If you are outdoors, to get groceries or for any other essential purpose, then keep a hand sanitiser with you and frequently use it. Avoid touching your face. Another option is using gloves when you go shopping. And again, even with gloves on, don’t touch your face! Wash your hands as soon as you return home and throw away the gloves.

 


Clean High-Touch Surfaces

COVID-19 can survive on surfaces for days, especially metallic surfaces. It’s important to disinfect all the surfaces in your house on a daily basis, especially those that come in frequent contact with your hands such as benchtops, doorknobs, mobile phones, remotes, laptops, light switches, desks etc. Also, make sure you wipe down anything you bring from the outside, including groceries and medicines.

Use a detergent with an anti-bacterial surface cleaner. Due to high demand, finding an anti-bacterial cleaning product in the supermarket or pharmacy is very hard. The alternative is to scrub the surface you want to clean with soapy water. That should do the job as well.

 


Sneezing and coughing

Cover your nose and mouth with a bent elbow when sneezing or coughing or use a tissue. Throw the used tissue straight in the bin. As droplets spread the virus, you are limiting the spread by covering your nose and mouth. Avoid touching your face, nose, mouth or eyes. Your hands touch many surfaces and can pick up the virus, which could then enter the body via the face, potentially infecting you.  Make sure to wash your hands after each sneeze or cough.

 


Washing clothes and showers

According to the WHO you don’t need to wash or change your clothes every time you return from the shops. Washing clothes will certainly kill the virus, but so does sunlight and drying out the clothes. Hot showers will not do anything to help prevent you from getting Covid-19. There is no coronavirus-related need to shower every time you come home from outside. Make sure you hand wash regularly and take a daily shower.

 


Food safety

You have probably already thought: “What if someone has sneezed on my apples?” or “Could the banana be contaminated?”.

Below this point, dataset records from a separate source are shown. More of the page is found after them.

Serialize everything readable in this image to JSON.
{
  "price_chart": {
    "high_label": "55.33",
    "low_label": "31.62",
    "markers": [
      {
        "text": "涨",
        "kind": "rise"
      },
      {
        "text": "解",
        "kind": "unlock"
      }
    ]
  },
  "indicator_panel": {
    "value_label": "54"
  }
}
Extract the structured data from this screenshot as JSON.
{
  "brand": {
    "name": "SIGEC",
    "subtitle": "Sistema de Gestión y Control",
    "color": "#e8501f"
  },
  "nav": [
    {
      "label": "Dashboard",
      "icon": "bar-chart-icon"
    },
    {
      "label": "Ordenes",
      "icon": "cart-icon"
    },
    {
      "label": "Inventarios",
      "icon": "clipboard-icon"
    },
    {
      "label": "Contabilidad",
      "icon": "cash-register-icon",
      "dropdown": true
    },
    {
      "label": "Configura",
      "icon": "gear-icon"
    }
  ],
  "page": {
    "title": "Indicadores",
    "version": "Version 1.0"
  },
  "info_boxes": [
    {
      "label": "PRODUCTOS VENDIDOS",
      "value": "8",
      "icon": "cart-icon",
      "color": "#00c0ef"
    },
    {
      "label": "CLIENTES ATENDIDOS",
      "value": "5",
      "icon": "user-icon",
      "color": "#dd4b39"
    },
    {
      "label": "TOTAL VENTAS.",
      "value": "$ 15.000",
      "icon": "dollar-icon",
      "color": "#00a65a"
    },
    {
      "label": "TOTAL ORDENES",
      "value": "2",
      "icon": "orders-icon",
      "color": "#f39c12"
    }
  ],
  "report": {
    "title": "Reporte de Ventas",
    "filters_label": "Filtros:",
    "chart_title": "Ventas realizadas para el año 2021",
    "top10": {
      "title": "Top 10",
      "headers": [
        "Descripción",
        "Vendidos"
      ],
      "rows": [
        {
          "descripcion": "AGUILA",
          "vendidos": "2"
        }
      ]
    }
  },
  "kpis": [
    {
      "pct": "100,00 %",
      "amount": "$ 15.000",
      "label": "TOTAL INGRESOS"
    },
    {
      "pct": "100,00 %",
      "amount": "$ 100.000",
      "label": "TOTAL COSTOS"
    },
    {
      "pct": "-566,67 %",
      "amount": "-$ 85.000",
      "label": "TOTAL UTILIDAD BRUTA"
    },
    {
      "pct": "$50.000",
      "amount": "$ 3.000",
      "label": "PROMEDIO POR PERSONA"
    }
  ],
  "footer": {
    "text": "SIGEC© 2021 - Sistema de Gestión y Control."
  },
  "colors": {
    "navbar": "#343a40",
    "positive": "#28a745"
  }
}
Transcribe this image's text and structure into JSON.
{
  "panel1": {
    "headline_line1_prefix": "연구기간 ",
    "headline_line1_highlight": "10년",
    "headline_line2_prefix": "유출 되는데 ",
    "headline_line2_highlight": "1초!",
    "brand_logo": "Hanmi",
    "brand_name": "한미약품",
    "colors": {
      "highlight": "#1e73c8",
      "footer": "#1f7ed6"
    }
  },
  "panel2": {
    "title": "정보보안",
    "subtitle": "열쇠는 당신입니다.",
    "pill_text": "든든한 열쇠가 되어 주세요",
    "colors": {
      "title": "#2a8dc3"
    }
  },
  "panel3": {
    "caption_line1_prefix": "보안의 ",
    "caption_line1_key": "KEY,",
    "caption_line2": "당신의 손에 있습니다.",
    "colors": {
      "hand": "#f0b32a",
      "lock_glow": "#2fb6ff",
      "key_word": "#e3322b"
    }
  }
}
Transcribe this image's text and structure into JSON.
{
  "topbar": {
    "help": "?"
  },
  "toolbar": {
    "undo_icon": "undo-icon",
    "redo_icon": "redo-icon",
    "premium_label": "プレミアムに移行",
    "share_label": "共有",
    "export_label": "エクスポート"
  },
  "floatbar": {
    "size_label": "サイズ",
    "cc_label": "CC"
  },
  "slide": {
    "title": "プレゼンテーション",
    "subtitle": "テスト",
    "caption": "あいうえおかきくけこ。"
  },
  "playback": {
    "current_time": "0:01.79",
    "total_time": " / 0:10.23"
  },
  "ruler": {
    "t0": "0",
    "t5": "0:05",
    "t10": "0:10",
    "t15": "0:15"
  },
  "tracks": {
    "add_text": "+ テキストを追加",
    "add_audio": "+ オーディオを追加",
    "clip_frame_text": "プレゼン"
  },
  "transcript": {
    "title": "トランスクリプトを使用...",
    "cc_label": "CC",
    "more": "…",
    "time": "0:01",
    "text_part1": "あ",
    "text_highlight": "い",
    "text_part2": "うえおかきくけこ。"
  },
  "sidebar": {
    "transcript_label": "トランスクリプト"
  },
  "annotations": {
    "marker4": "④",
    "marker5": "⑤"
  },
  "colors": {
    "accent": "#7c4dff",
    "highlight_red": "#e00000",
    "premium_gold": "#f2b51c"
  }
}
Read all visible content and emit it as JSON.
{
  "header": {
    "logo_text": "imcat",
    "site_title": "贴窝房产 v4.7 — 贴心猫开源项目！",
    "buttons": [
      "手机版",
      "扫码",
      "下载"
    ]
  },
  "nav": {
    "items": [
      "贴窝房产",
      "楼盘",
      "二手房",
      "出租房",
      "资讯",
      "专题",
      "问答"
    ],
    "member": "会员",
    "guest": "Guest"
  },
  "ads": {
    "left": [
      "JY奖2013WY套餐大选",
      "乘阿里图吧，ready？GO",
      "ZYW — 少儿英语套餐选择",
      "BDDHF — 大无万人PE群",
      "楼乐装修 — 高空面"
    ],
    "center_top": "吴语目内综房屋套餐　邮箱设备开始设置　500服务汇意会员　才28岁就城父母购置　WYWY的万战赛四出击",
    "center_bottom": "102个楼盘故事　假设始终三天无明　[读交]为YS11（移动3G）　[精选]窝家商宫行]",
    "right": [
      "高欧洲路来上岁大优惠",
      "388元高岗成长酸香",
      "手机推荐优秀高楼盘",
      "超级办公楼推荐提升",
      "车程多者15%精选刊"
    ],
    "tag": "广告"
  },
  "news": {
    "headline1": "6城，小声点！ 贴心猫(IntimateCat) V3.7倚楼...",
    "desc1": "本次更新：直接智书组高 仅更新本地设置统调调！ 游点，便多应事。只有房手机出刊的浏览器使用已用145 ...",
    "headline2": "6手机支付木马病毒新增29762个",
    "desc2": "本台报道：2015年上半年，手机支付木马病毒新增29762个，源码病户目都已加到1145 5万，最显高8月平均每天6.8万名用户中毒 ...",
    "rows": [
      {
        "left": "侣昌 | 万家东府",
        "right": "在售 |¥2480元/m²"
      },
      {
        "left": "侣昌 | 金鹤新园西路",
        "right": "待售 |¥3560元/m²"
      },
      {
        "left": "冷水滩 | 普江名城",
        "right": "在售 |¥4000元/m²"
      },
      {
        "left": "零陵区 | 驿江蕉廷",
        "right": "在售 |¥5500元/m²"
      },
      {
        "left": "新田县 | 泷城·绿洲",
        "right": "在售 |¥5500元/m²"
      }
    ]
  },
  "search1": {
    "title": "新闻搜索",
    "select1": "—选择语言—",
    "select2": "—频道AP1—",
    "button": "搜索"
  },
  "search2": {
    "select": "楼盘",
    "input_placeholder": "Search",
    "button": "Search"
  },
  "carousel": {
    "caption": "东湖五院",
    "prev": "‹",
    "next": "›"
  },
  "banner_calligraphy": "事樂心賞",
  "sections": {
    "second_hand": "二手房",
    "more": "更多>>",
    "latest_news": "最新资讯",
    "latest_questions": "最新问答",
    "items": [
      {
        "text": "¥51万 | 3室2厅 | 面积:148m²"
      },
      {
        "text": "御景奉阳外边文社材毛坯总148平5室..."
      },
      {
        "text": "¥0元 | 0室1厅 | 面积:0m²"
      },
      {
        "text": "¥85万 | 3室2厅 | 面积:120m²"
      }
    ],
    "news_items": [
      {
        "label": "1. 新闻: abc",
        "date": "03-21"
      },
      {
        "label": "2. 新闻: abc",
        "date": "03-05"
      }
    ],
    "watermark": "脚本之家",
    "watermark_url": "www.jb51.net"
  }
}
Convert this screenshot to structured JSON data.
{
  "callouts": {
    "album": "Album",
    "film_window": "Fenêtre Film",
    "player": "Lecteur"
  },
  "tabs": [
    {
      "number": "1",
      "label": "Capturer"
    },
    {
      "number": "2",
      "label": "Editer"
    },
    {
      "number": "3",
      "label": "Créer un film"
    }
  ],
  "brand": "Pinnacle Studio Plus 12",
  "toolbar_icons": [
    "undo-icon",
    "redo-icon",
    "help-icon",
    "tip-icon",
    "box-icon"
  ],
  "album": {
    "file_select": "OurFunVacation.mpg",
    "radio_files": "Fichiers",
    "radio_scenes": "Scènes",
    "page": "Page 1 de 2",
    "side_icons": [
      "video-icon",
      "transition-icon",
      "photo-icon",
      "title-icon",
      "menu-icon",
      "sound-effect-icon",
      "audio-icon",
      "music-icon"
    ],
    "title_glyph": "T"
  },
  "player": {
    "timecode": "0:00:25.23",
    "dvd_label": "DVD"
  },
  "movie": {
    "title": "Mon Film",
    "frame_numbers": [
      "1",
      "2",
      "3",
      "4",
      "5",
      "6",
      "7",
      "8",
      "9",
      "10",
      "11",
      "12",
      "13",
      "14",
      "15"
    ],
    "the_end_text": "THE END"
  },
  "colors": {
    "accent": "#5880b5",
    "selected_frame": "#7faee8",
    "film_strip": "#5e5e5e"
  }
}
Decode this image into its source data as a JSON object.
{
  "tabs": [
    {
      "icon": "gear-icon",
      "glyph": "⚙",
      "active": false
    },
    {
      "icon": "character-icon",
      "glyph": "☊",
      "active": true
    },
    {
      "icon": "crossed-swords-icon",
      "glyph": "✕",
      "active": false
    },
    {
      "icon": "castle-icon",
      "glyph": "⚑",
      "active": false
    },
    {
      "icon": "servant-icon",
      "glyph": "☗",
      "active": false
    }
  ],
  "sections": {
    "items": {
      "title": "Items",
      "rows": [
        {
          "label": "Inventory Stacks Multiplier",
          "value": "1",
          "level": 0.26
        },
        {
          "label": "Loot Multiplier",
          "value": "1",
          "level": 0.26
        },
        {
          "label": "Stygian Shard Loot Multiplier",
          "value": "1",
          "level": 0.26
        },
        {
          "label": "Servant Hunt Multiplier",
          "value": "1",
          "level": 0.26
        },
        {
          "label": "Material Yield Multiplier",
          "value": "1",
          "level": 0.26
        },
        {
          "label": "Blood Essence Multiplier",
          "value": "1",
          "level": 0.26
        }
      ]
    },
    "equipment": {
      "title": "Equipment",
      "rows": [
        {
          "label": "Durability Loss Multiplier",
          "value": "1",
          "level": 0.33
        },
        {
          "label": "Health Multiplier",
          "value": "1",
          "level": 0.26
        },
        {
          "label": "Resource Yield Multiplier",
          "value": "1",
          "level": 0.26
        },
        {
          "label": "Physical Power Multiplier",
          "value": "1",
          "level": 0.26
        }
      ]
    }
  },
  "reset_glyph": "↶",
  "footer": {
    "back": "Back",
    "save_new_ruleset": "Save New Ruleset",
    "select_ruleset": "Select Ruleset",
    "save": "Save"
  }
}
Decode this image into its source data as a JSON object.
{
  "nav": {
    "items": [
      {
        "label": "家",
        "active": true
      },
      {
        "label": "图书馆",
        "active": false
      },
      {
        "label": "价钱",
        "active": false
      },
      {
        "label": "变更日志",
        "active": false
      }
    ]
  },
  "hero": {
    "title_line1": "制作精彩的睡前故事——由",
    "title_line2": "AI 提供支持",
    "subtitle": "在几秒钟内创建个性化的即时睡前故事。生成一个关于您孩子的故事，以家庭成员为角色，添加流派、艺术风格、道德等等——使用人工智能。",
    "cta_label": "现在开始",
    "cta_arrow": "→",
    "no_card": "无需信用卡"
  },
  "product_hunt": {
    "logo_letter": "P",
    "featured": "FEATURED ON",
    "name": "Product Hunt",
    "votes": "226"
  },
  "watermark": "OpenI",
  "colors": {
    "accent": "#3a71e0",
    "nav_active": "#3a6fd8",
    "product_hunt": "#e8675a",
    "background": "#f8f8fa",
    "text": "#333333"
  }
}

Although there is no evidence that suggests that the virus can be transmitted through food, experts believe that you can get sick if someone contaminates the surface of your food.

That is why the experts share the recommendation to rinse fresh produces under running water – to wash away potential contagious pathogens - before eating it.

Anything else you bring home, clean it with a cloth with an anti-bacterial cleaner or spray.

 


Visitors at home?

Avoid bringing visitors inside your home. We are talking about a highly contagious disease, and visitors can spread it into your home without realising they are infected. Coronavirus has an incubation period of 4 to14 days - even more in some cases - which means people find out they have contracted it after multiple days of being exposed to the virus while continuing to spread it wherever they go. This is why having visitors is especially dangerous at this time.  If you do have to allow visitors into your home, consider to leave their shoes and coats outside and use an anti-bacterial spray frequently. You may consider applying the same practice when you return home from you’re your grocery store. 

  


Conclusion

We are passing through a very difficult time, and it’s important to know the precautions we need to take. This time will eventually pass, and you must not let it overwhelm you or members of your family. Good hygiene, social distancing, and self-isolation are tested methods of preventing this virus from entering your body and your home. If you are doing all of this, then you can relax and try to make this a positive experience for the people in your household. Remember, happiness leads to a better immune system, and good immunity is your ultimate defence against this virus.